A few days ago, I lost my phone at school. Or so I thought... I haven't even had my phone for a month now, so its still pretty new. I had it in my sweatshirt pocket as I was walking out to where my mom was picking me up after school. Once I got into the car, I went to get my phone to see if I had any new texts. But it wasn't in my pocket. It wasn't in any of my pockets. I wasn't in my backpack, it wasn't anywhere in the car, and I guess you could say I was pretty much freaking out.

I knew I had just recently dropped it because I had it after 4th block. My mom told me to go retrace my steps so I got out of the car and started walking back into the school. To be honest, I had very, very, very little faith I would find it. Seriously, if I dropped it in the hall, only about 600 people walk in that hall after me. I didn't know what I would do if I couldn't find it. The whole time all I could think about was how mad my parents where going to be, how I would probably never get a phone again as long as I live under their roof, and how irresponisble I was. But somehow, inbetween all those negative thoughts, something inside of me told me to pray, and pray hard. So I did. But I didn't just pray, I pleaded. I begged God to please, please, plllllease help me find my phone. (Now I know I may seem a little obsessed with my phone, but trust me going almost 15 years without one while almost everyone around you has one will make you appreciate a cell phone that much more.) My hope was so small and weak. I was actually planning out what I would do when I got home. I was going to call my phone, hope someone would pick up, and nicely demand that they give me my phone back. I was estimating how long I would be grounded from it if I got it back. I was even sad and disappointed in myself.
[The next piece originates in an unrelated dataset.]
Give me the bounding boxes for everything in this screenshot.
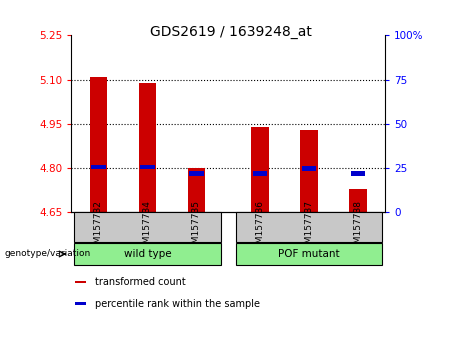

After I had retraced all my steps and searched in ever possible place, I started walking back to the car, phoneless. I was still praying that God would somehow let it all work out. I kept telling myself it happened for a reason. As I was walking back to the car, my hope in finding my phone was so small, it was almost gone. I was about 5 steps away from the car, when right there, lying in the grass, was my beloved phone. I was prrrrettttty happy. And extremely thankful! God deffinently came through for me. Not once did I ever doubt or question him. I had little faith that I would find my phone, but that didn't hinder my thoughts about how this was all apart of God's plan for me and somehow, I would make it through. (Once again, this may sound a little extravagent...but keep reading and you'll see the bigger picture). God came through for me because I didn't doubt and I continued praising him even when my faith was almost gone. This situation is small compared to what is to come in my life, but now that I've saw how God will pull through if I remain strong in him. If I don't doubt his plans for me and I continue giving him praise and glory all my days, he will not let me down. He will carry me through. I pray that I will have the same trust and faith in him in the bigger situations.